Back to: ECONOMICS, FINANCE, & ACCOUNTING
Narrow Basis Definition
A narrow basis describes the proximity or convergence between the spot price of a commodity and the price of that same commodity in a futures contract. In a futures contract, the price for a commodity is set at a future date. The present price of a commodity is its spot price. When the spot price is close to the price in the futures contract or when they vary only at a little rate, a narrow basis has occurred. Efficiency and liquidity in market can be gauged using the narrow basis.
A Little More on What is a Narrow Basis
Simply put, a narrow basis is determined by the difference between the spot price and the futures contract price. This term is used for accounting purposes, especially in the investment or security market. In investment market, a narrow basis is often considered as a small spread between a futures contract price and spot price of a commodity.
In a liquid or an efficient market, a convergence should occur between the spot price of commodity and the futures contract price. This means that both prices must be the same as at the time the agreement expires. The formula for determining a narrow basis is;
Basis = futures contract price – spot delivery price.
Under perfect market conditions, the spot price should be equal to the futures contract price in such a way that the seller makes no more gain than what he would have made in the open market and the buyer does not pay less that the amount he would have paid for the security in an open market.
However, due to the fact that prices are sometimes controlled by forces beyond market participants, narrow basis is not guaranteed at all times. When there are imperfect and uncertain market conditions, narrow basis is unlikely to occur. In situations like this, participants of futures contracts leverage on arbitrage opportunities.

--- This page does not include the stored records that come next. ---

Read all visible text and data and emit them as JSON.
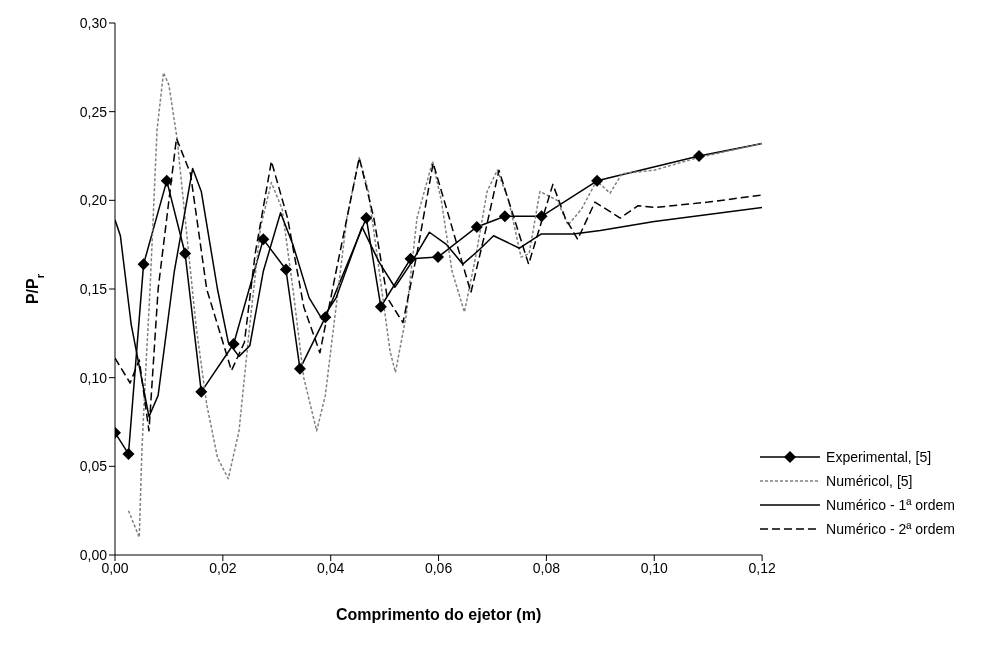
{
  "chart_data": {
    "type": "line",
    "xlabel": "Comprimento do ejetor (m)",
    "ylabel": "P/P$_{r}$",
    "xlim": [
      0,
      0.12
    ],
    "ylim": [
      0,
      0.3
    ],
    "xticks": [
      {
        "value": 0,
        "label": "0,00"
      },
      {
        "value": 0.02,
        "label": "0,02"
      },
      {
        "value": 0.04,
        "label": "0,04"
      },
      {
        "value": 0.06,
        "label": "0,06"
      },
      {
        "value": 0.08,
        "label": "0,08"
      },
      {
        "value": 0.1,
        "label": "0,10"
      },
      {
        "value": 0.12,
        "label": "0,12"
      }
    ],
    "yticks": [
      {
        "value": 0,
        "label": "0,00"
      },
      {
        "value": 0.05,
        "label": "0,05"
      },
      {
        "value": 0.1,
        "label": "0,10"
      },
      {
        "value": 0.15,
        "label": "0,15"
      },
      {
        "value": 0.2,
        "label": "0,20"
      },
      {
        "value": 0.25,
        "label": "0,25"
      },
      {
        "value": 0.3,
        "label": "0,30"
      }
    ],
    "legend": "bottom right",
    "series": [
      {
        "name": "Experimental, [5]",
        "color": "#000000",
        "marker": "diamond",
        "line_style": "solid",
        "x": [
          0.0,
          0.0025,
          0.0053,
          0.0096,
          0.013,
          0.016,
          0.022,
          0.0275,
          0.0317,
          0.0343,
          0.039,
          0.0466,
          0.0493,
          0.0548,
          0.0599,
          0.0671,
          0.0723,
          0.0791,
          0.0894,
          0.1083
        ],
        "values": [
          0.069,
          0.057,
          0.164,
          0.211,
          0.17,
          0.092,
          0.119,
          0.178,
          0.161,
          0.105,
          0.134,
          0.19,
          0.14,
          0.167,
          0.168,
          0.185,
          0.191,
          0.191,
          0.211,
          0.225
        ]
      },
      {
        "color": "#000000",
        "marker": "none",
        "line_style": "solid",
        "x": [
          0.1083,
          0.12
        ],
        "values": [
          0.225,
          0.232
        ]
      },
      {
        "name": "Numéricol, [5]",
        "color": "#808080",
        "marker": "none",
        "line_style": "dotted",
        "x": [
          0.0025,
          0.0045,
          0.005,
          0.0058,
          0.0065,
          0.0078,
          0.009,
          0.01,
          0.0115,
          0.013,
          0.015,
          0.017,
          0.019,
          0.021,
          0.023,
          0.025,
          0.027,
          0.029,
          0.031,
          0.033,
          0.035,
          0.0374,
          0.039,
          0.041,
          0.043,
          0.0453,
          0.047,
          0.049,
          0.051,
          0.052,
          0.054,
          0.056,
          0.0589,
          0.0605,
          0.0625,
          0.0648,
          0.067,
          0.069,
          0.0709,
          0.073,
          0.0753,
          0.0768,
          0.0788,
          0.082,
          0.084,
          0.0865,
          0.0893,
          0.0918,
          0.094,
          0.1,
          0.108,
          0.12
        ],
        "values": [
          0.025,
          0.01,
          0.06,
          0.11,
          0.15,
          0.24,
          0.272,
          0.265,
          0.235,
          0.19,
          0.13,
          0.085,
          0.055,
          0.043,
          0.07,
          0.13,
          0.185,
          0.21,
          0.195,
          0.15,
          0.1,
          0.07,
          0.09,
          0.14,
          0.19,
          0.224,
          0.205,
          0.16,
          0.115,
          0.103,
          0.135,
          0.19,
          0.222,
          0.2,
          0.16,
          0.137,
          0.17,
          0.205,
          0.217,
          0.2,
          0.168,
          0.17,
          0.205,
          0.2,
          0.186,
          0.195,
          0.211,
          0.204,
          0.215,
          0.217,
          0.224,
          0.232
        ]
      },
      {
        "name": "Numérico - 1ª ordem",
        "color": "#000000",
        "marker": "none",
        "line_style": "solid",
        "x": [
          0,
          0.001,
          0.003,
          0.0063,
          0.008,
          0.011,
          0.0144,
          0.016,
          0.019,
          0.021,
          0.023,
          0.025,
          0.0275,
          0.0307,
          0.033,
          0.036,
          0.0384,
          0.041,
          0.0458,
          0.049,
          0.0519,
          0.055,
          0.0583,
          0.0615,
          0.0645,
          0.0675,
          0.0702,
          0.075,
          0.079,
          0.085,
          0.09,
          0.1,
          0.11,
          0.12
        ],
        "values": [
          0.189,
          0.18,
          0.13,
          0.078,
          0.09,
          0.16,
          0.218,
          0.205,
          0.15,
          0.12,
          0.112,
          0.118,
          0.16,
          0.193,
          0.175,
          0.145,
          0.133,
          0.145,
          0.185,
          0.165,
          0.151,
          0.165,
          0.182,
          0.175,
          0.164,
          0.172,
          0.18,
          0.173,
          0.181,
          0.181,
          0.183,
          0.188,
          0.192,
          0.196
        ]
      },
      {
        "name": "Numérico - 2ª ordem",
        "color": "#000000",
        "marker": "none",
        "line_style": "dashed",
        "x": [
          0,
          0.0028,
          0.0045,
          0.0063,
          0.008,
          0.0114,
          0.014,
          0.017,
          0.0216,
          0.024,
          0.026,
          0.029,
          0.032,
          0.035,
          0.038,
          0.041,
          0.0453,
          0.048,
          0.0505,
          0.0534,
          0.056,
          0.059,
          0.062,
          0.066,
          0.0685,
          0.0712,
          0.074,
          0.0767,
          0.0812,
          0.0835,
          0.0858,
          0.089,
          0.0937,
          0.097,
          0.1002,
          0.11,
          0.12
        ],
        "values": [
          0.111,
          0.097,
          0.11,
          0.07,
          0.15,
          0.235,
          0.215,
          0.15,
          0.104,
          0.12,
          0.17,
          0.222,
          0.19,
          0.14,
          0.114,
          0.16,
          0.224,
          0.19,
          0.145,
          0.131,
          0.17,
          0.221,
          0.19,
          0.148,
          0.18,
          0.217,
          0.19,
          0.164,
          0.209,
          0.19,
          0.178,
          0.199,
          0.19,
          0.197,
          0.196,
          0.199,
          0.203
        ]
      }
    ]
  }
}
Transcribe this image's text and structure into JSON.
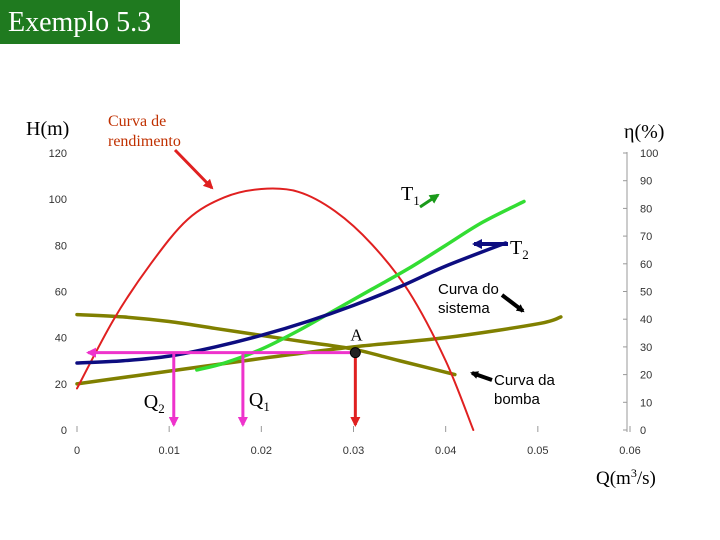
{
  "header": {
    "title": "Exemplo 5.3",
    "bg_color": "#1f7a1f",
    "text_color": "#ffffff"
  },
  "chart_data": {
    "type": "line",
    "x_axis": {
      "label_base": "Q(m",
      "label_sup": "3",
      "label_tail": "/s)",
      "range": [
        0,
        0.06
      ],
      "ticks": [
        "0",
        "0.01",
        "0.02",
        "0.03",
        "0.04",
        "0.05",
        "0.06"
      ]
    },
    "y_left": {
      "label": "H(m)",
      "range": [
        0,
        120
      ],
      "ticks": [
        "0",
        "20",
        "40",
        "60",
        "80",
        "100",
        "120"
      ]
    },
    "y_right": {
      "label": "η(%)",
      "range": [
        0,
        100
      ],
      "ticks": [
        "0",
        "10",
        "20",
        "30",
        "40",
        "50",
        "60",
        "70",
        "80",
        "90",
        "100"
      ]
    },
    "series": [
      {
        "key": "efficiency",
        "axis": "right",
        "color": "#e02020",
        "x": [
          0,
          0.004,
          0.008,
          0.012,
          0.016,
          0.02,
          0.024,
          0.028,
          0.032,
          0.036,
          0.04,
          0.043
        ],
        "y": [
          15,
          40,
          60,
          76,
          84,
          87,
          86,
          79,
          67,
          50,
          25,
          0
        ]
      },
      {
        "key": "pump1",
        "axis": "left",
        "color": "#808000",
        "x": [
          0,
          0.005,
          0.01,
          0.015,
          0.02,
          0.025,
          0.03,
          0.035,
          0.041
        ],
        "y": [
          50,
          49,
          47,
          44,
          41,
          38,
          35,
          30,
          24
        ]
      },
      {
        "key": "pump2",
        "axis": "left",
        "color": "#808000",
        "x": [
          0,
          0.01,
          0.02,
          0.03,
          0.04,
          0.05,
          0.0525
        ],
        "y": [
          20,
          25.5,
          31,
          36,
          40,
          46,
          49
        ]
      },
      {
        "key": "system1",
        "axis": "left",
        "color": "#33dd33",
        "x": [
          0.013,
          0.016,
          0.02,
          0.024,
          0.028,
          0.032,
          0.036,
          0.04,
          0.044,
          0.0485
        ],
        "y": [
          26,
          29,
          35,
          43,
          52,
          61,
          70,
          80,
          90,
          99
        ]
      },
      {
        "key": "system2",
        "axis": "left",
        "color": "#0d0d80",
        "x": [
          0,
          0.005,
          0.01,
          0.015,
          0.02,
          0.025,
          0.03,
          0.035,
          0.04,
          0.0465
        ],
        "y": [
          29,
          30,
          32,
          36,
          41,
          47,
          54,
          62,
          71,
          81
        ]
      }
    ],
    "operating_point": {
      "x": 0.0302,
      "y": 33.5,
      "label": "A"
    },
    "q2": {
      "x": 0.0105,
      "label": "Q",
      "sub": "2"
    },
    "q1": {
      "x": 0.018,
      "label": "Q",
      "sub": "1"
    },
    "annotations": {
      "eff_line1": "Curva de",
      "eff_line2": "rendimento",
      "t1": "T",
      "t1_sub": "1",
      "t2": "T",
      "t2_sub": "2",
      "sys_line1": "Curva do",
      "sys_line2": "sistema",
      "pump_line1": "Curva da",
      "pump_line2": "bomba"
    }
  }
}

Example of a Narrowing Basis
If the spot price for cotton in the open market is $3 as at January 2015 and Jack and Bill enter a futures contract to trade cotton at a future date, January 2016 was set as the expiration date. Given certain market conditions and forces, such as demand and supply, cotton is forecasted to increase from $3 in January 2015 to $4.5 in January 2016. All things equal, if a relative spread occur between the spot price of cotton and the price in the futures contract, in which the prices converge, there is narrow basis.